— Гейл? — обращаюсь я.
— Оставим это на крайний случай, — говорит он. — Если ничто не другое не поможет. Продолжаем думать.
В последовавшей тишине мы слышим тихие шаги Тигрис над головой. Должно быть, время закрытия. Она запирает дверь, возможно, закрывает ставни. Несколько минут спустя панель на верху лестницы отодвигается в сторону.
— Поднимайтесь, — зовет скрипучий голос. — У меня для вас есть еда.
Впервые с нашего прибытия она заговорила с нами. Не знаю, то ли это все естественно, то ли годы тренировок, но что-то в её манере говорить напоминает кошачье мурлыканье.
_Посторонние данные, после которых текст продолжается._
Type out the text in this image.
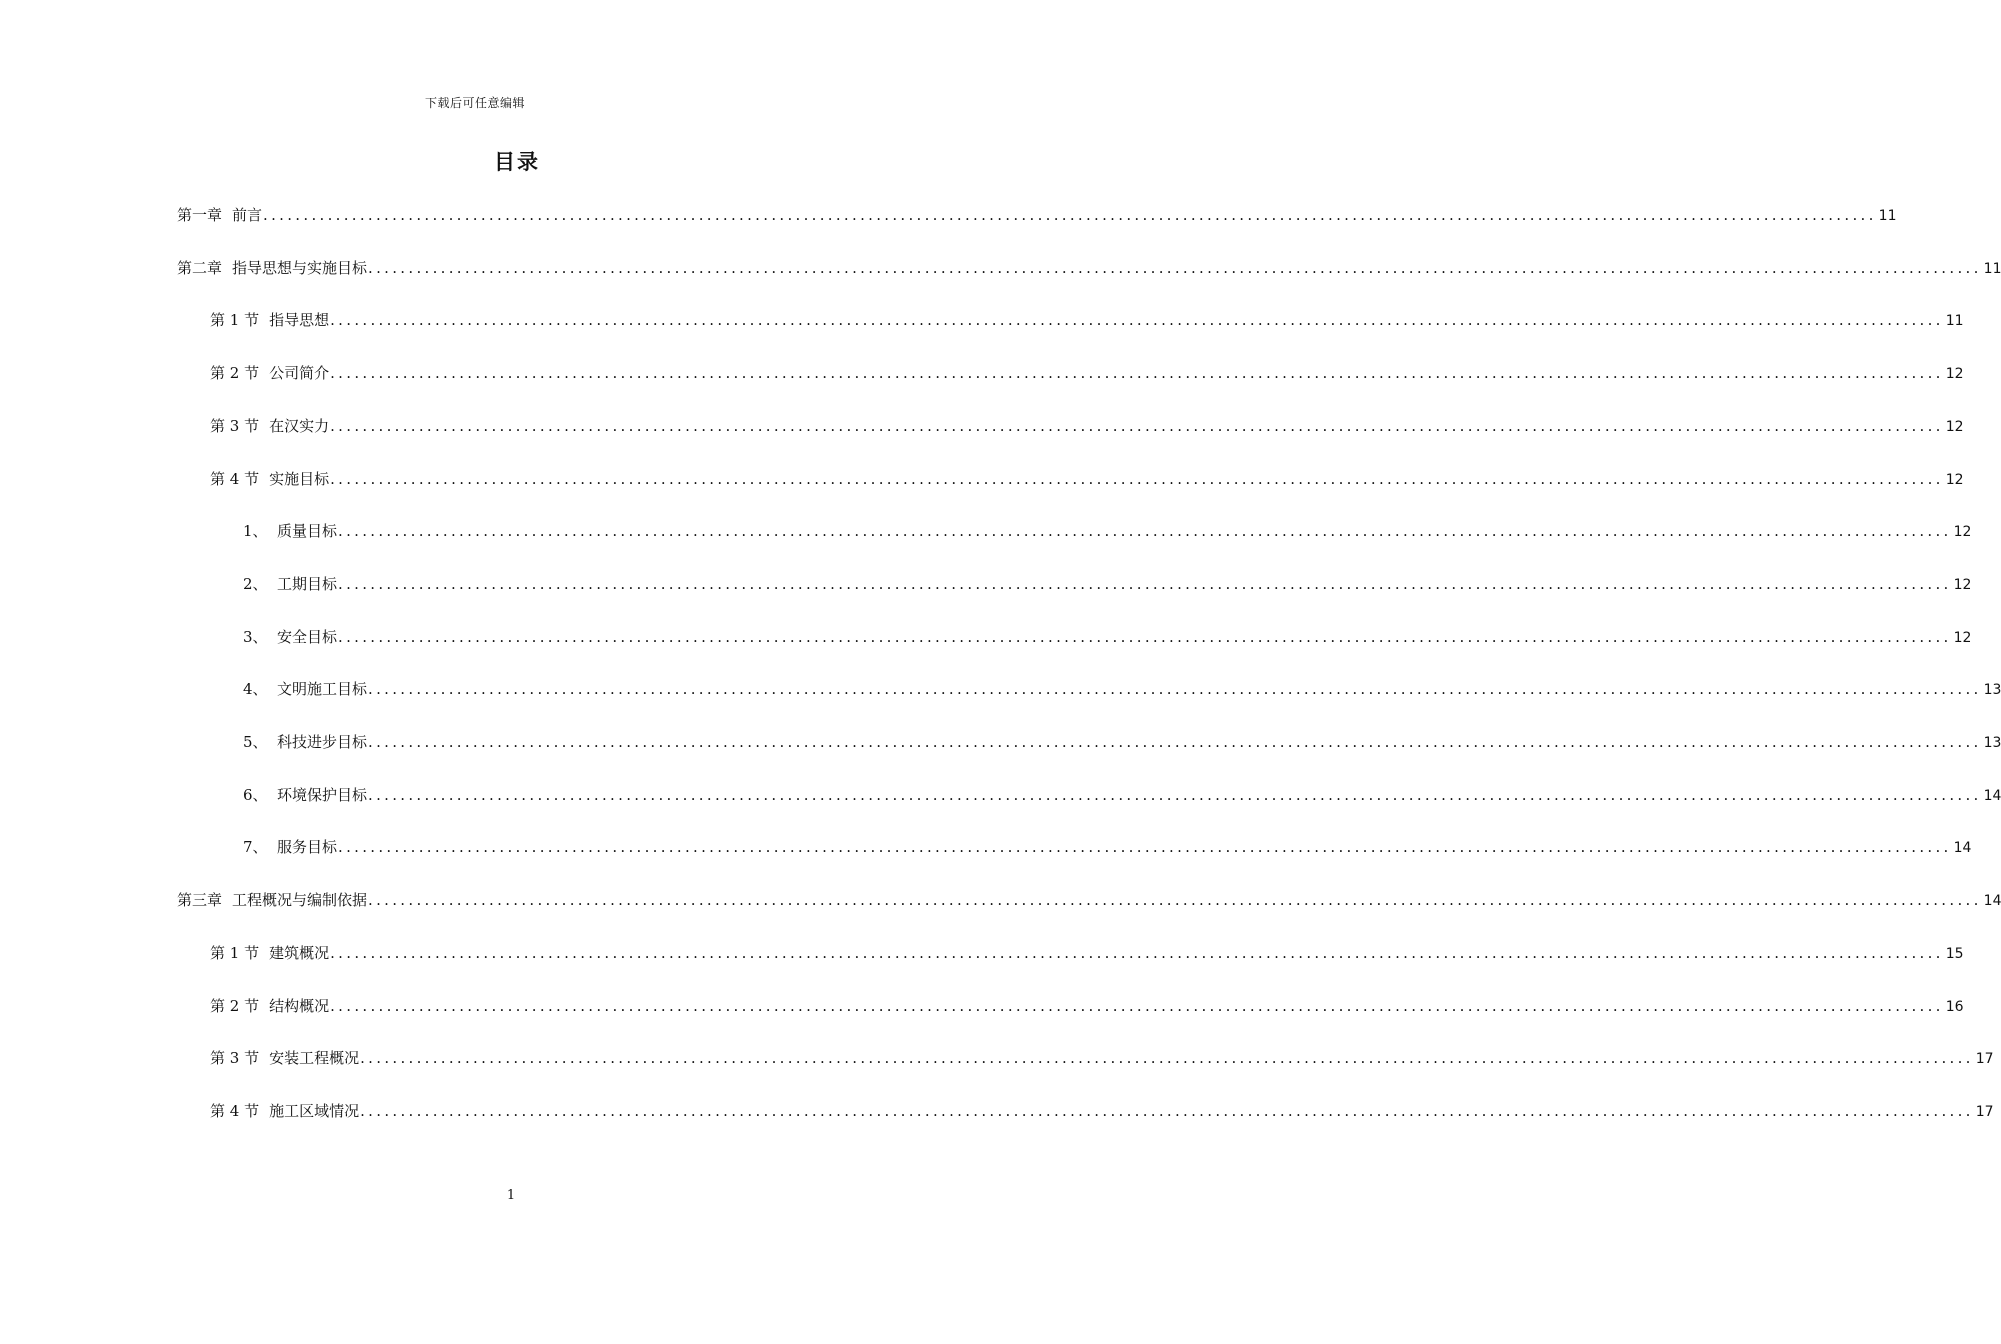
下载后可任意编辑
目录
第一章 前言 ........................................................................................................................................................................................................ 11
第二章 指导思想与实施目标 ........................................................................................................................................................................................................ 11
第 1 节 指导思想 ........................................................................................................................................................................................................ 11
第 2 节 公司简介 ........................................................................................................................................................................................................ 12
第 3 节 在汉实力 ........................................................................................................................................................................................................ 12
第 4 节 实施目标 ........................................................................................................................................................................................................ 12
1、 质量目标 ........................................................................................................................................................................................................ 12
2、 工期目标 ........................................................................................................................................................................................................ 12
3、 安全目标 ........................................................................................................................................................................................................ 12
4、 文明施工目标 ........................................................................................................................................................................................................ 13
5、 科技进步目标 ........................................................................................................................................................................................................ 13
6、 环境保护目标 ........................................................................................................................................................................................................ 14
7、 服务目标 ........................................................................................................................................................................................................ 14
第三章 工程概况与编制依据 ........................................................................................................................................................................................................ 14
第 1 节 建筑概况 ........................................................................................................................................................................................................ 15
第 2 节 结构概况 ........................................................................................................................................................................................................ 16
第 3 节 安装工程概况 ........................................................................................................................................................................................................ 17
第 4 节 施工区域情况 ........................................................................................................................................................................................................ 17
1
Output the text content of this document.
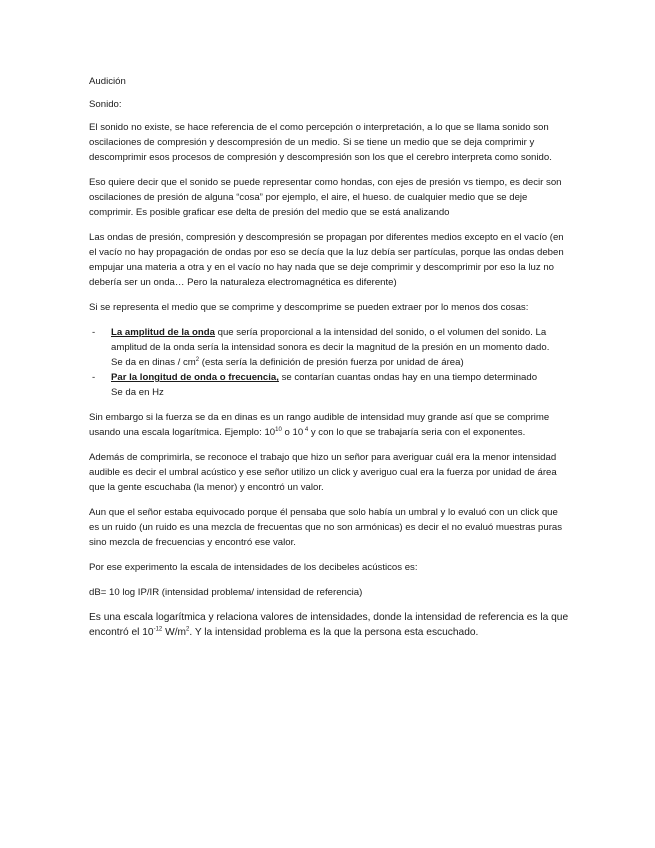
Audición

Sonido:

El sonido no existe, se hace referencia de el como percepción o interpretación, a lo que se llama sonido son oscilaciones de compresión y descompresión de un medio. Si se tiene un medio que se deja comprimir y descomprimir esos procesos de compresión y descompresión son los que el cerebro interpreta como sonido.

Eso quiere decir que el sonido se puede representar como hondas, con ejes de presión vs tiempo, es decir son oscilaciones de presión de alguna “cosa” por ejemplo, el aire, el hueso. de cualquier medio que se deje comprimir. Es posible graficar ese delta de presión del medio que se está analizando

Las ondas de presión, compresión y descompresión se propagan por diferentes medios excepto en el vacío (en el vacío no hay propagación de ondas por eso se decía que la luz debía ser partículas, porque las ondas deben empujar una materia a otra y en el vacío no hay nada que se deje comprimir y descomprimir por eso la luz no debería ser un onda… Pero la naturaleza electromagnética es diferente)

Si se representa el medio que se comprime y descomprime se pueden extraer por lo menos dos cosas:

- La amplitud de la onda que sería proporcional a la intensidad del sonido, o el volumen del sonido. La amplitud de la onda sería la intensidad sonora es decir la magnitud de la presión en un momento dado.
Se da en dinas / $cm^2$ (esta sería la definición de presión fuerza por unidad de área)
- Par la longitud de onda o frecuencia, se contarían cuantas ondas hay en una tiempo determinado
Se da en Hz

Sin embargo si la fuerza se da en dinas es un rango audible de intensidad muy grande así que se comprime usando una escala logarítmica. Ejemplo: $10^{10}$ o 10 $^4$ y con lo que se trabajaría seria con el exponentes.

Además de comprimirla, se reconoce el trabajo que hizo un señor para averiguar cuál era la menor intensidad audible es decir el umbral acústico y ese señor utilizo un click y averiguo cual era la fuerza por unidad de área que la gente escuchaba (la menor) y encontró un valor.

Aun que el señor estaba equivocado porque él pensaba que solo había un umbral y lo evaluó con un click que es un ruido (un ruido es una mezcla de frecuentas que no son armónicas) es decir el no evaluó muestras puras sino mezcla de frecuencias y encontró ese valor.

Por ese experimento la escala de intensidades de los decibeles acústicos es:

dB= 10 log IP/IR (intensidad problema/ intensidad de referencia)

Es una escala logarítmica y relaciona valores de intensidades, donde la intensidad de referencia es la que encontró el $10^{-12}$ $W/m^2$. Y la intensidad problema es la que la persona esta escuchado.
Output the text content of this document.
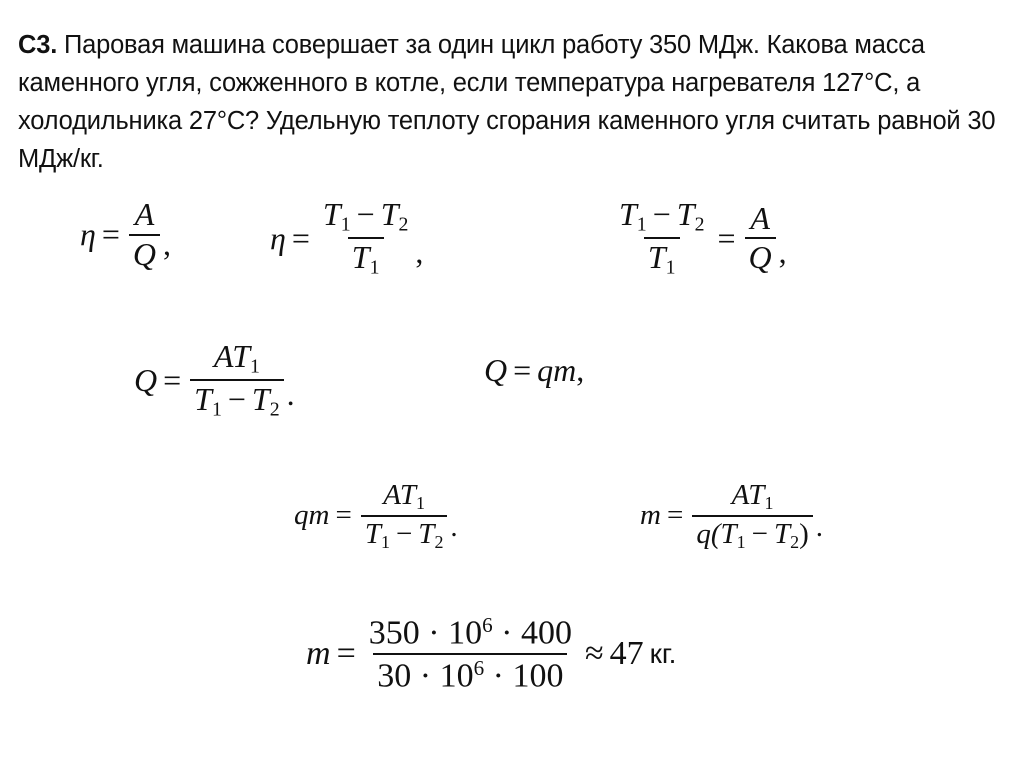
С3. Паровая машина совершает за один цикл работу 350 МДж. Какова масса каменного угля, сожженного в котле, если температура нагревателя 127°С, а холодильника 27°С? Удельную теплоту сгорания каменного угля считать равной 30 МДж/кг.
$\eta = \frac{A}{Q}$ ,	$\eta = \frac{T_1 - T_2}{T_1}$ ,	$\frac{T_1 - T_2}{T_1} = \frac{A}{Q}$ ,
$Q = \frac{AT_1}{T_1 - T_2}$ .
Q = qm ,
qm = $\frac{AT_1}{T_1 - T_2}$ .	$m = \frac{AT_1}{q(T_1 - T_2)}$ .
$m = \frac{350 \cdot 10^6 \cdot 400}{30 \cdot 10^6 \cdot 100} \approx 47$ кг.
Поднимаясь по ступенькам, Крессида спрашивает:
— Тигрис, ты связалась с Плутархом?
— Не было возможности, — она пожимает плечами. — Не волнуйтесь. Он поймет, что вы в укромном месте.
Волноваться? Да я испытываю невообразимое облегчение от новости, что мне не будут раздавать — а следовательно, мне не придется нарушать — прямые указания из Тринадцатого. Или выстраивать жизнеспособную защиту в оправдание тех решений, которые я приняла за последние пару дней.
В магазине на прилавке лежат несколько зачерствелых ломтей хлеба, кусок заплесневелого сыра и полбутылки горчицы. Это напоминает мне о том, что в эти дни не все в Капитолии могут набивать животы. Я чувствую себя обязанной рассказать Тигрис о наших съестных припасах, но она лишь отмахивается.
— Я почти ничего не ем, — говорит она. — Только сырое мясо.
По-моему, она слишком вошла в роль, но я не задаю лишних вопросов. Я лишь соскребаю плесень с сыра и делю между нами еду.
Во время еды мы смотрим последний выпуск новостей Капитолия. Правительство сузило круг выживших повстанцев до нас пятерых. Предлагаются внушительные награды за информацию о нашем местонахождении. Они особо подчеркивают то, как мы опасны. Показывают нашу перестрелку с Миротворцами, вырезав кадры, на которых переродки отрывают их головы. Отдают дань женщине, лежащей там, где мы её оставили с моей стрелой в её сердце.
Кто-то, однако, подправил ей макияж для камер.
Повстанцы позволяют трансляции Капитолия идти непрерывно.
— Было ли сегодня какое-нибудь заявление от повстанцев? — спрашиваю я Тигрис. Она качает головой. — Сомневаюсь, что Койн знает, что делать со мной теперь, когда я, оказывается, жива.
У Тигрис вырывается хриплый смешок.
— Никто не знает, что делать с тобой, девочка.
Затем она заставляет меня взять пару меховых леггинсов, несмотря на то, что я не могу заплатить за них. Это такой подарок, от которого нельзя отказаться. И, вообще-то, в подвале жутко холодно.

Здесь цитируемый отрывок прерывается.